They rode nearly all night and most of the next day, and, in the afternoon, they met other men in blue who told them that a heavy Union force was advancing. They had no doubt now that Grant's great plan was already working and in a short time they reached McPherson, advancing with Logan's division. Hertford reported at once to McPherson, who was glad enough to have his cavalry, and who warmly praised Dick and the sergeant for the dangerous service they had done so well. As it would have been unwise for them to attempt to reach Grant then he kept them with him in the march on Jackson.
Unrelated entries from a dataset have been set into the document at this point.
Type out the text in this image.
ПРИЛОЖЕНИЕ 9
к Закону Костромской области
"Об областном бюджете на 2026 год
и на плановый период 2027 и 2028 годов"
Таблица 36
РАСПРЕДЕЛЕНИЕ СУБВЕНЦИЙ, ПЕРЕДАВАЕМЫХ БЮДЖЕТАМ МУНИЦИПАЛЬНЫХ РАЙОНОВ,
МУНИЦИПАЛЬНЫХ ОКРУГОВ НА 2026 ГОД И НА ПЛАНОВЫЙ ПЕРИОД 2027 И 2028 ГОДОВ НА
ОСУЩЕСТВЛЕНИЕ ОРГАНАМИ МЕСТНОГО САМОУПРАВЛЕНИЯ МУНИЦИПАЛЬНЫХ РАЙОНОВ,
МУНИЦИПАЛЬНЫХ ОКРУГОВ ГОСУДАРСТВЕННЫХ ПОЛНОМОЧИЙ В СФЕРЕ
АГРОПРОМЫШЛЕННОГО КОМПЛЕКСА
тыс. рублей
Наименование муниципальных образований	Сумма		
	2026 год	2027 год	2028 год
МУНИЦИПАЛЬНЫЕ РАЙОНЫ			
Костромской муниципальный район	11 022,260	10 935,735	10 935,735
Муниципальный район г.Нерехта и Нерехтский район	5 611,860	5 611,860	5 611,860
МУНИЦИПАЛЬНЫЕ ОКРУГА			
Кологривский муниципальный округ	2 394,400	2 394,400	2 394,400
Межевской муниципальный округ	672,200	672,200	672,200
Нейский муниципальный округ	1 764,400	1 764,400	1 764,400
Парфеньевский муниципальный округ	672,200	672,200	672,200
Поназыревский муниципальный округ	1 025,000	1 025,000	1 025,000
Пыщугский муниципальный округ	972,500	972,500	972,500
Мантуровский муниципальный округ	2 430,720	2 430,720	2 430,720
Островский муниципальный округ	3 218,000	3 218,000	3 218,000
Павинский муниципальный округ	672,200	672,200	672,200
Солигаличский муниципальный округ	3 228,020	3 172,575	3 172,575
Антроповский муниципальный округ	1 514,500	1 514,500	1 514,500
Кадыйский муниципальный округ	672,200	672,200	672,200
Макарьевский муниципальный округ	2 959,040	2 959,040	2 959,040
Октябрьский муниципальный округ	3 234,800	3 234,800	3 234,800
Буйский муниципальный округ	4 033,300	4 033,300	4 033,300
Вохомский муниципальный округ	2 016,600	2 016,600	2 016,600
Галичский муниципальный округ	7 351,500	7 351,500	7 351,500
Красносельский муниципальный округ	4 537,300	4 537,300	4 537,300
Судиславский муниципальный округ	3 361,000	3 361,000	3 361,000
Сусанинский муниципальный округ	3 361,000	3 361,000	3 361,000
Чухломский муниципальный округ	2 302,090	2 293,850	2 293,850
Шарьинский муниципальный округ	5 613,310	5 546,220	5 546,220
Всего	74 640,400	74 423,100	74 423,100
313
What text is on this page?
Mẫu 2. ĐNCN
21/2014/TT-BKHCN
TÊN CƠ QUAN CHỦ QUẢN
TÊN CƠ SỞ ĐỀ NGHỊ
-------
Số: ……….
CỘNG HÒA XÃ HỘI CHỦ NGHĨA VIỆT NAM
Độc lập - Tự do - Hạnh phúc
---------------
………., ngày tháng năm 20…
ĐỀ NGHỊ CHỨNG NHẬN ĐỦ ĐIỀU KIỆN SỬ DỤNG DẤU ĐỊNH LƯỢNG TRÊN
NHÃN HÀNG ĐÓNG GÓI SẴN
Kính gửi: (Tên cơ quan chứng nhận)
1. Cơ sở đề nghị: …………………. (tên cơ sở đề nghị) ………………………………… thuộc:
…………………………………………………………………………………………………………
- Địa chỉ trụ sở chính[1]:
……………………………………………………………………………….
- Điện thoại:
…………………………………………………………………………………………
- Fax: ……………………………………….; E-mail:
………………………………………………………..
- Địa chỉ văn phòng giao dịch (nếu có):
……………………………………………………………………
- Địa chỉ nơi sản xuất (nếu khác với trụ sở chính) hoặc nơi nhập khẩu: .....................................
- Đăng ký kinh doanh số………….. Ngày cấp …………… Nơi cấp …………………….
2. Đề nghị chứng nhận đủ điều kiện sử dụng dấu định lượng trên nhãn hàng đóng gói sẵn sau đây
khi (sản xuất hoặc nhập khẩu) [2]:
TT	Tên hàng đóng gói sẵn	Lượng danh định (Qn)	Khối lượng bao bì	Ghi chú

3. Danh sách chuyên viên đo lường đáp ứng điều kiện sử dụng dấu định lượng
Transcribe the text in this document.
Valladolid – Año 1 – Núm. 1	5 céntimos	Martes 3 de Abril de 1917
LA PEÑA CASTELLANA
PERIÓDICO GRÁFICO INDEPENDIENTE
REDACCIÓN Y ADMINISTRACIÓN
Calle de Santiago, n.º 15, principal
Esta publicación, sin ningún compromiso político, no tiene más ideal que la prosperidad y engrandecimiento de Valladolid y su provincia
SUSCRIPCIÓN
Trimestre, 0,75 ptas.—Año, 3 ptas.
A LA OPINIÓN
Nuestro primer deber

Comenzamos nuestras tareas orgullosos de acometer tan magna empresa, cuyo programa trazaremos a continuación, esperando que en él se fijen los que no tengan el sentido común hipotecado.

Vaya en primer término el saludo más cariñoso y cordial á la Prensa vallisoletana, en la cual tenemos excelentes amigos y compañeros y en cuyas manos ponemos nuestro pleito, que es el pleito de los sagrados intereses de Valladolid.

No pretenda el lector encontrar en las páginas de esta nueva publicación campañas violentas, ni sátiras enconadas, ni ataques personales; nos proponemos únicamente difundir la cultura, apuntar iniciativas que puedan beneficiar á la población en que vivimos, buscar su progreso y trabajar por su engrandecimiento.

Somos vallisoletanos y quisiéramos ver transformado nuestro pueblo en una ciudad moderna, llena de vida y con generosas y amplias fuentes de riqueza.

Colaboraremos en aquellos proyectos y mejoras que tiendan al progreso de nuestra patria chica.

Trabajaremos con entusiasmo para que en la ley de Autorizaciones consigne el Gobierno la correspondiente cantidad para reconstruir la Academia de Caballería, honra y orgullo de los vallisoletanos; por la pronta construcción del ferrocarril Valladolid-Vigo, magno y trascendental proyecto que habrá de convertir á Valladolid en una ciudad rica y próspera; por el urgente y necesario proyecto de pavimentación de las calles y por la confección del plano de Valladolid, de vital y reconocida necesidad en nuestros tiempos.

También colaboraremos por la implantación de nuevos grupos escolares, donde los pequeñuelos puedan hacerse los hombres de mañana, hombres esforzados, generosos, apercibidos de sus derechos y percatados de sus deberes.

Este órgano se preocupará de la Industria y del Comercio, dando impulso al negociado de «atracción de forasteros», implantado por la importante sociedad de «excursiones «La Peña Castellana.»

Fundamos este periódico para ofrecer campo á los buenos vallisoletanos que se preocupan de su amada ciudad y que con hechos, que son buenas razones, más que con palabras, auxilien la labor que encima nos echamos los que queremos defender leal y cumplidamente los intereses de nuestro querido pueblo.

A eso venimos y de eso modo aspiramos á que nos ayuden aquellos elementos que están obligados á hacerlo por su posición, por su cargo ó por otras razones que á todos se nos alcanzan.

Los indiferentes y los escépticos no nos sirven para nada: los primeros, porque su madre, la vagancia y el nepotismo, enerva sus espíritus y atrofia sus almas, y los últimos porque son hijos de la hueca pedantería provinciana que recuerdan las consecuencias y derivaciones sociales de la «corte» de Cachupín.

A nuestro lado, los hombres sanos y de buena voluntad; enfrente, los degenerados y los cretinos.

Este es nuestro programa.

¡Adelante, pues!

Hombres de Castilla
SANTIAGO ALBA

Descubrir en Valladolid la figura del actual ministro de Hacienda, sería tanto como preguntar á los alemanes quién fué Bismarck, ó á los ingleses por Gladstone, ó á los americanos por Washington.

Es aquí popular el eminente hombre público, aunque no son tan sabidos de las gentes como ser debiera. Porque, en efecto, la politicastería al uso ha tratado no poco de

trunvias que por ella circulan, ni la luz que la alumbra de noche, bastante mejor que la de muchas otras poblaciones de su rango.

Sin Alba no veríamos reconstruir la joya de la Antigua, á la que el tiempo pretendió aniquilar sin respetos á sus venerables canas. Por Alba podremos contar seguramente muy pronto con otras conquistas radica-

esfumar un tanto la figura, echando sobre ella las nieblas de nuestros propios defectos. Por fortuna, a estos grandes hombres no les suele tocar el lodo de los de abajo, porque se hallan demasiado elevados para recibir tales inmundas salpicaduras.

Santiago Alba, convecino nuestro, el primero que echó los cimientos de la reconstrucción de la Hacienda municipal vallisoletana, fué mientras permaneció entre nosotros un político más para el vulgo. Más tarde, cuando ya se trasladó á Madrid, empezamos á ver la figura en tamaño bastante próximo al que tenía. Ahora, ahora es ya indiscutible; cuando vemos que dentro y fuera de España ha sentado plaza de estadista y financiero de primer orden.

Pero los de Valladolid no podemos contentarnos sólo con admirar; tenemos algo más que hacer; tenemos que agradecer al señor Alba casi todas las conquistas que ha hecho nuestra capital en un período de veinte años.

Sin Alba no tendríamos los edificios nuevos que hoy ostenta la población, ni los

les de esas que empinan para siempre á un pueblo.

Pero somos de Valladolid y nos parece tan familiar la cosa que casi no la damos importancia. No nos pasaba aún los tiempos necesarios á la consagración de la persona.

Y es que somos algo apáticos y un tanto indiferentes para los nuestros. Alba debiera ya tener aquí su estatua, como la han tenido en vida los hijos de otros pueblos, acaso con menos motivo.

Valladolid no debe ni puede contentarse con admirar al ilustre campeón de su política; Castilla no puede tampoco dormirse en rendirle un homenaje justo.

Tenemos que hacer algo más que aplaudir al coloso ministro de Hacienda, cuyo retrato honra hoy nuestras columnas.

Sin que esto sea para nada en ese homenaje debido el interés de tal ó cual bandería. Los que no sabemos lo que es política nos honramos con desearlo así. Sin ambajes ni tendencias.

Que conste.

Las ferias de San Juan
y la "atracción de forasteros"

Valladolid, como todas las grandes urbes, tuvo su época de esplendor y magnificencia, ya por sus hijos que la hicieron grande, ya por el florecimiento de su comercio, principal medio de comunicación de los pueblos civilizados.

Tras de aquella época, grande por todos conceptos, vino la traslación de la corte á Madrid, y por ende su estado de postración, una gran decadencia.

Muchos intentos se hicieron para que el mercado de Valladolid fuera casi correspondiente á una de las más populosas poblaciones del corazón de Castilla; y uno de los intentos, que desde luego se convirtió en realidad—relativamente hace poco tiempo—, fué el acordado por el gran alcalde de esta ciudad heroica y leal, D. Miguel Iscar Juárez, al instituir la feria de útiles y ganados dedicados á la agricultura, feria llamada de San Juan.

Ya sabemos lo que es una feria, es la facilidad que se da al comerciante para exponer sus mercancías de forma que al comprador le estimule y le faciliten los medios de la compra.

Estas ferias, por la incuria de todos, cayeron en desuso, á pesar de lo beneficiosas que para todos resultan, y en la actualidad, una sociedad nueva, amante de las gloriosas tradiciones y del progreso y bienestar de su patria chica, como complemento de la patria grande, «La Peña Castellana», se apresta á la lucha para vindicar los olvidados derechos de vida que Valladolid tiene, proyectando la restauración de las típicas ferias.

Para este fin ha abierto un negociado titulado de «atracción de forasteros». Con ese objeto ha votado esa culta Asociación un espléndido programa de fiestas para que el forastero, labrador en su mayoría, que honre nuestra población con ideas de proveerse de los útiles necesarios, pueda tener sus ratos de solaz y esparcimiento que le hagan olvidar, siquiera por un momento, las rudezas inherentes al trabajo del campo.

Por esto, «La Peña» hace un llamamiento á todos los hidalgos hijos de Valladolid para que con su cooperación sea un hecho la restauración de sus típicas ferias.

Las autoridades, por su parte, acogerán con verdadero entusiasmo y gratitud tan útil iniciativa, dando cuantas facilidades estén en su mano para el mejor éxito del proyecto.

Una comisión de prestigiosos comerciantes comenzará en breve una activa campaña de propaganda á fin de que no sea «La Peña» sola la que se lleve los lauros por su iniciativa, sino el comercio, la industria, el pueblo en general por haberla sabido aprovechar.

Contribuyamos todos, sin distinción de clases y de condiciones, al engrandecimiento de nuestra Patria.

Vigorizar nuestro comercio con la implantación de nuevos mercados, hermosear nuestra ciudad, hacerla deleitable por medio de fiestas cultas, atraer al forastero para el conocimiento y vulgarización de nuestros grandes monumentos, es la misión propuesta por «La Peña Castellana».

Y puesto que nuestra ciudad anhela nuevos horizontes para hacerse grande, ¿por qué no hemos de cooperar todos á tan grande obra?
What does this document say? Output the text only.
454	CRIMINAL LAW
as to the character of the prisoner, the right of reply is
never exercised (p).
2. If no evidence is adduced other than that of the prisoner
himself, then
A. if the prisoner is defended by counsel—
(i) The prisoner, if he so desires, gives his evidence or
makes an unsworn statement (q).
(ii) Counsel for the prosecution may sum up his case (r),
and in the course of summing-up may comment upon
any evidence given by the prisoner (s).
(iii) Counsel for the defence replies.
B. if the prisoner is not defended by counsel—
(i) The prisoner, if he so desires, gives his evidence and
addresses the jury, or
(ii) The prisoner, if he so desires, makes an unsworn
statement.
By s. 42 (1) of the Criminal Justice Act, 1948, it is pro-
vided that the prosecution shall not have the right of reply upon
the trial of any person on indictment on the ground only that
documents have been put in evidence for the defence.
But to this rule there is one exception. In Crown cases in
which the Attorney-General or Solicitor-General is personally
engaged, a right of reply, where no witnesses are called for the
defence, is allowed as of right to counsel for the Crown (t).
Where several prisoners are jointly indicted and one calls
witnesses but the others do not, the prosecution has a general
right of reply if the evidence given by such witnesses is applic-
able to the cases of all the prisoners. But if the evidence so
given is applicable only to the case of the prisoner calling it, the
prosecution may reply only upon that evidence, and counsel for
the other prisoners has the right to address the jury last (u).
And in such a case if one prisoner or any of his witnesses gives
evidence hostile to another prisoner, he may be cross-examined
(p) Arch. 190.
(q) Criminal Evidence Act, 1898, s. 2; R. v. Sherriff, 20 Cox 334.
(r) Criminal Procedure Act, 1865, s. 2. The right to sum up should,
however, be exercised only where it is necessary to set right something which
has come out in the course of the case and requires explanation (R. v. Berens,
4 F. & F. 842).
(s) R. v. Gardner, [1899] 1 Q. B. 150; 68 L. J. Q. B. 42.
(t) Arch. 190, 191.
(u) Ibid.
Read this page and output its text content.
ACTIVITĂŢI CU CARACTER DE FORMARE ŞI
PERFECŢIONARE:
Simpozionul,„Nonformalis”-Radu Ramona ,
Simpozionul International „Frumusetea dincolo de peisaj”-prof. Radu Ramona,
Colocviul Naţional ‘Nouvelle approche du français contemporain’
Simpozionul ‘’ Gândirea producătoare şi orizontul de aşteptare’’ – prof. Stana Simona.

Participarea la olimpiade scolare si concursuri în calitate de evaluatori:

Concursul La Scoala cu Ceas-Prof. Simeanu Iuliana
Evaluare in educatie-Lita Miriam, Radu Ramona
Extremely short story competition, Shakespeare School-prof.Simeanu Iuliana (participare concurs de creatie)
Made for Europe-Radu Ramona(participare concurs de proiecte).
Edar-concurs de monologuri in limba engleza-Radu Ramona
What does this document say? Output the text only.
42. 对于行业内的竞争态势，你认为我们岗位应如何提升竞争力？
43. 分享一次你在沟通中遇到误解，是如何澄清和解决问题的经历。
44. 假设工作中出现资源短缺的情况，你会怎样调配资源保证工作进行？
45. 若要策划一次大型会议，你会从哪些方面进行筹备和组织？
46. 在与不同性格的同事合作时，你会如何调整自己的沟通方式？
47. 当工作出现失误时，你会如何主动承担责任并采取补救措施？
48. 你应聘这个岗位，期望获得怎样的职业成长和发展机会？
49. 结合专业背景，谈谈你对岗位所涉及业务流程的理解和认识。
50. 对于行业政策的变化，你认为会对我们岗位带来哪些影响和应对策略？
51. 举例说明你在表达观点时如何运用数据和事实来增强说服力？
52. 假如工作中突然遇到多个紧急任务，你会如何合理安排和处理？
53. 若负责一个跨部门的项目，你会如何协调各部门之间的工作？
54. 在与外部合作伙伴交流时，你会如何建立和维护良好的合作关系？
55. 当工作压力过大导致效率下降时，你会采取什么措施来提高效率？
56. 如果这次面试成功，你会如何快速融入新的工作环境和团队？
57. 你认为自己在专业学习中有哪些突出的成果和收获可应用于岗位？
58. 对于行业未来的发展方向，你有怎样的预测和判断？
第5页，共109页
Dick slept that night under the stars, but thousands of Union men were around him and he felt neither the weight of responsibility, nor the presence of danger. He missed Warner and Pennington, but he and the sergeant were happy. Beyond a doubt now Grant was going to strike hard, and all the men were full of anticipation and hope. His force in different divisions was advancing on Jackson, leaving Vicksburg behind him and the Southern army under Pemberton on one side.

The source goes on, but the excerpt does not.